Shooting also broke out on Monday in the northeastern town of Maiduguri, considered Boko Haram’s base of operations. Soldiers shot dead two Islamists after gunmen opened fire on a checkpoint, Musa said.

The US strongly condemned the attacks, with State Department spokeswoman Victoria Nuland saying “this violence has no place in a democracy.”

The Nigerian authorities as well as foreign embassies had warned of the possibility of Easter attacks.

Late Sunday, another bomb blast rocked an area of the central Nigerian city of Jos, with an emergency spokesman reporting a number of injuries.

Boko Haram’s deadliest attack yet occurred in the northern city of Kano on January 20, when coordinated bombings and shootings claimed at least 185 lives.

An attempt to hold indirect talks between Boko Haram and the government last month appears to have collapsed, with a mediator quitting over leaks to the media and a spokesman for the Islamists saying they could not trust the government.

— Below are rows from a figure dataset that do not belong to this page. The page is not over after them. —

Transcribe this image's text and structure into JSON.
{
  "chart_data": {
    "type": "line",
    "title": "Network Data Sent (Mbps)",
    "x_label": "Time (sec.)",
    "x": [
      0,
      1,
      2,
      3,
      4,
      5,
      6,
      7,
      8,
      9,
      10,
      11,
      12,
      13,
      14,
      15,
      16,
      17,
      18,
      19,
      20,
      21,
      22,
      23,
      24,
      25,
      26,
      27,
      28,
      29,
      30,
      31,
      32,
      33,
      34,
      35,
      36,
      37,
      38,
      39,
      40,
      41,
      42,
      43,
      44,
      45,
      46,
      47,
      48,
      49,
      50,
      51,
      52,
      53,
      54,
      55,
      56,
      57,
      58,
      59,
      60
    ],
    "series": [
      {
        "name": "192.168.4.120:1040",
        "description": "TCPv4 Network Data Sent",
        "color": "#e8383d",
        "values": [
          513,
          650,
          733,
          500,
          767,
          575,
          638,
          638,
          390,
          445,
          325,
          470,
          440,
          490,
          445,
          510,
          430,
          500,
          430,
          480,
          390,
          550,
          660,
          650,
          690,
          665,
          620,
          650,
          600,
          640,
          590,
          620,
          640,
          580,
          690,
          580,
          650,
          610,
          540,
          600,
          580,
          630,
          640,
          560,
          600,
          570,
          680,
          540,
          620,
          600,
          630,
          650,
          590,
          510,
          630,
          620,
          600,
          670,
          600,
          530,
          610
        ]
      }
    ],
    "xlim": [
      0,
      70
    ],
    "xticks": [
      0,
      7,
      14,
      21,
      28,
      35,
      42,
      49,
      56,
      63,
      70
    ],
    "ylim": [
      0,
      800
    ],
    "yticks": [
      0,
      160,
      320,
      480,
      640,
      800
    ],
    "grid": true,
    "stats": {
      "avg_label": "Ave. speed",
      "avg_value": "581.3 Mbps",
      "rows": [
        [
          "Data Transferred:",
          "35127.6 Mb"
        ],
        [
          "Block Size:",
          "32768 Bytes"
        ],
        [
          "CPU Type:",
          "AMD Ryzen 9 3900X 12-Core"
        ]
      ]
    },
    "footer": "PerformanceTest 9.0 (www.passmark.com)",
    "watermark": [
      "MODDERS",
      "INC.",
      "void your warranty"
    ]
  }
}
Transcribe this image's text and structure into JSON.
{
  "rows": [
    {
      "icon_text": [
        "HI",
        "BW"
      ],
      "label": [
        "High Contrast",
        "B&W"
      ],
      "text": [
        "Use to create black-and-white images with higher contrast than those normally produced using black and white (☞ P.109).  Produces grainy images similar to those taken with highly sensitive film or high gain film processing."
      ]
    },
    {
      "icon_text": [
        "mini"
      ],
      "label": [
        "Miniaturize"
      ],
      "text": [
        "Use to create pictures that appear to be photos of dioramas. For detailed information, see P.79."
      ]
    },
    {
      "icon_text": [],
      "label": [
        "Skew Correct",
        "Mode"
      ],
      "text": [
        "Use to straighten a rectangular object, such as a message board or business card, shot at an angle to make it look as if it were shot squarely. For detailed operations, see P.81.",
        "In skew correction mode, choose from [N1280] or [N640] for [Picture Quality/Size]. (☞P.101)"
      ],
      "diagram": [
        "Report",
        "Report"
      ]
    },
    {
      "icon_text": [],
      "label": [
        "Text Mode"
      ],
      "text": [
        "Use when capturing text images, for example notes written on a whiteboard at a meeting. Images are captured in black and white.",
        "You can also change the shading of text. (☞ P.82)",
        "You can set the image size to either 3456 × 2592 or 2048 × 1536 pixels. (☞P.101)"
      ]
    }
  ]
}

There has been intense speculation over whether Boko Haram has links to outside extremist groups such as Al-Qaeda’s north African branch.

Diplomats say such links so far appear limited to training for some Boko Haram members in northern Mali with Al-Qaeda elements, without significant evidence of operational ties.

Analysts say deep poverty and frustration in Nigeria’s north has fed the violence, pushing young people toward extremism.

Nigeria’s 160 million population is roughly divided between a mainly Muslim north and predominantly Christian south.